Canada has launched a program to remove citizens from violence-affected Haiti Political Affairs


Canada has organized helicopter flights to evacuate vulnerable citizens from Haiti to the neighboring Dominican Republic.

Canada has launched a program to remove its citizens from Haiti, while the Caribbean country is fighting a increase in gang violencepolitical instability and increasing social problems.

Speaking to reporters in Ottawa, the Minister of Foreign Affairs Melanie Joly said Monday that his government would help “most vulnerable Canadians” leave Haiti for the neighboring Dominican Republic.

This includes Canadian citizens who have a medical condition or who have children, Joly said.

“Currently, the Dominican Republic has strict laws [eligibility] required for all who enter the country. Only Canadian citizens with a valid Canadian passport are eligible to travel,” he told reporters.

Joly said 18 Canadian citizens left Haiti through the program on Monday.

Canada is home to about 180,000 people The people of Haiti, and the people of Canada asked the government to do more to help their relatives who are living in Haiti because of the violence that has happened for several weeks.

In early March, armed rebels launched attacks on police stations, prisons and other government facilities across the capital Port-au-Prince and demanded the resignation of Prime Minister Ariel Henry.

More than 360,000 Haitians have fled their homes because of the violence, according to United Nations estimates. Some are trapped in their homes in Port-au-Prince, unable to get food, water and other supplies.

Humanitarian organizations have warned that the country is facing a famine. The military said they stole aid containersand the country’s main airport in Port-au-Prince remains closed due to violence.

“In the past, 80 percent of Port-au-Prince was controlled by criminal groups; now, they control about 90 percent of the neighborhood,” Laurent Uwumuremyi, the Haiti director of Mercy Corps, said on Friday.

“Basic tasks, such as shopping in street markets, factories, or seeing a doctor, are now becoming impossible,” he continued.

“If the situation continues to worsen without efforts to address this looming crisis, Port-au-Prince will soon find itself overwhelmed by this horrific violence.”
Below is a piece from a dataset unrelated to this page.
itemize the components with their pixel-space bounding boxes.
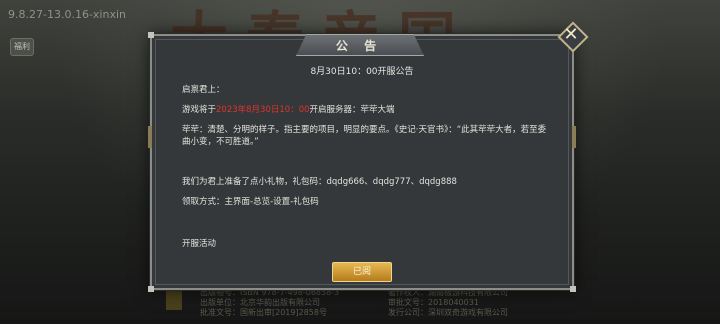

When asked on Monday about the progress of the evacuation process in Canada, Mr. Joly, the foreign minister, said that the refugees needed to reach the meeting point in a safe place. From there, they are taken to the Dominican Republic by helicopter.

“I can’t go into detail about the process because I don’t want the terrorists to be disturbed,” he said.
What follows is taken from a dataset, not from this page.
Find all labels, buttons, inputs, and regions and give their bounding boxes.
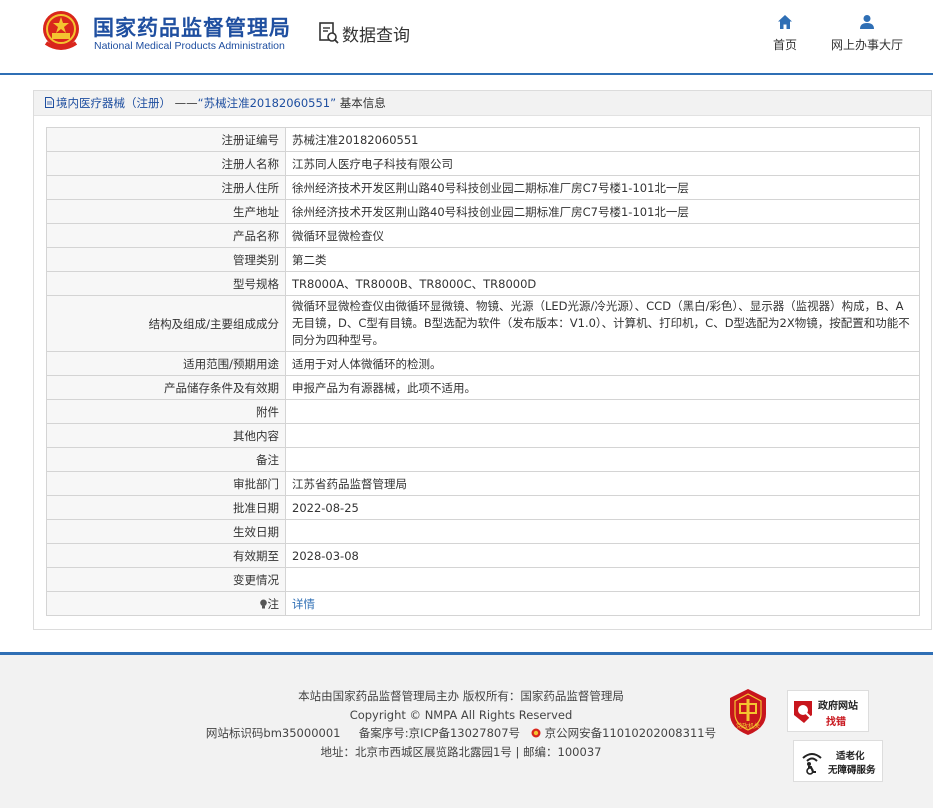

Joly added that the government is looking at other ways to help other Canadians and their family members leave Haiti, as well as Canadian residents and their family members.

The United States launched a helicopter airstrike in Haiti last week.

“We are in the process of arranging for government helicopter flights from Port-au-Prince to Santo Domingo in the Dominican Republic,” US State Department deputy spokesman Vedant Patel said. he told reporters on March 20.

“And from Santo Domingo, American citizens will be responsible for going to the United States.”

A State Department spokesman said Saturday that more than 230 US citizens have left Haiti since March 17, according to US media reports.

This includes departures from Port-au-Prince and the northern city of Cap-Haitien, the official said.

The United States is home to the largest Haitian community in the world, with more than 1.1 million people in the country identifying as Haitian in 2022, according to census figures.